A piece like this requires so much concentration. We have to change gears so fast, from one aria to the next, and from chorus to accompanied recitative to chorale. There are so many notes, and so many movements, and so many different rhythmic styles and articulations and ornaments. I have pencil all over my part, but just writing it down doesn’t mean I’ll do it correctly. I pay attention, hard and constantly. Disaster - very audible disaster - is never more than one finger fumble or mental slip away. And everyone around me is spot-on, paying attention, and ready. In this tiny chamber orchestra, I sit right next to the first violins, and often double them. It is terrifying to try to match articulation and ornamentation perfectly with two other people who never seem to make mistakes, especially when the music is as technical and varied as this material is.
And I think that that might be what is so wonderful. I never have time in this music to get obsessed about my playing, or my sound, or the precise phrase I am trying to make. There is no time to overthink anything. I just keep turning pages, and just keep playing. Matching everything around me, playing in tune, keeping the dance in motion. Everyone around me on the same mission, including the audience.

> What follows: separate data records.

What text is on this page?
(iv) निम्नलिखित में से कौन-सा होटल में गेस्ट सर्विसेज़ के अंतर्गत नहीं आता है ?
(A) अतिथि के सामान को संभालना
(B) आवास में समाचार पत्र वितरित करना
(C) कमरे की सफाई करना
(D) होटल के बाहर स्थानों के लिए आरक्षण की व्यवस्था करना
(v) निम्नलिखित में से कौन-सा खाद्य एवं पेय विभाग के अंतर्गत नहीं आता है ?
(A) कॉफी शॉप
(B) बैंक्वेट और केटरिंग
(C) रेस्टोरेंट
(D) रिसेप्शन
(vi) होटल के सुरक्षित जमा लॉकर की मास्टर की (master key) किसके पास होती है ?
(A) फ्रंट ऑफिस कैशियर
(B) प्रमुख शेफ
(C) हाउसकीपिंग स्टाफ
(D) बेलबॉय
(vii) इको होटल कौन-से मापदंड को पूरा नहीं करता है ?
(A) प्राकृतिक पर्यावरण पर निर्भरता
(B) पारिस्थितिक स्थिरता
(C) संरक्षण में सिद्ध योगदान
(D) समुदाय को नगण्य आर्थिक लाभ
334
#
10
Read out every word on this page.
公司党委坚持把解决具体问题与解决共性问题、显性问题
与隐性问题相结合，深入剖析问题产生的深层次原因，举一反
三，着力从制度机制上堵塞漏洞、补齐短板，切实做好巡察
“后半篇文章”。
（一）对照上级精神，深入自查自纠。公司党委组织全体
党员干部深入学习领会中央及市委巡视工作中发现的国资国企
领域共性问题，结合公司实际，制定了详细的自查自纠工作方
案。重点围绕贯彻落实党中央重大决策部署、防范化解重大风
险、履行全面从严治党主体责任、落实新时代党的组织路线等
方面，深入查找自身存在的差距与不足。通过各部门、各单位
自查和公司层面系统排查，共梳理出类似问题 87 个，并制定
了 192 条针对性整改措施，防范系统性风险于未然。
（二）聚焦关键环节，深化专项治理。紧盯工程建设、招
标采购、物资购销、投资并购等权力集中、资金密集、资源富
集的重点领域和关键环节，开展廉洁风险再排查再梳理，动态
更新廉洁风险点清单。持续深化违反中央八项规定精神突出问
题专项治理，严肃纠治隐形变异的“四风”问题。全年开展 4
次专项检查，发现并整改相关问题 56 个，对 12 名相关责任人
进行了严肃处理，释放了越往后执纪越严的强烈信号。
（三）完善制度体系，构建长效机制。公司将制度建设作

Did I mention the audience? 200 strong, filling the church for both nights. Mostly older people, yes, but enough teenagers to give me hope for the future. You can feel when the room is engaged, and these people were concentrating right along with us the whole way through. Midway through the final cantata I still heard the rustle of 200 pages turning as the audience continued to track the translations in the program.
Having to - being permitted to - focus that much and that long and that well is a rarity in this day and age. It is a significant exercise for my brain to stay on task this well, and I feel so much the better for it.
So. Great music. Great conductor. Great colleagues. An appreciative audience hanging on every note. Deep concentration. Spectacularly written and plentiful oboe solos and duets. And two days of church cookies. I’m happy to be home, and to be with Steve and Zoe for a couple of days before my next big event, but this week was marvelous, and most welcome.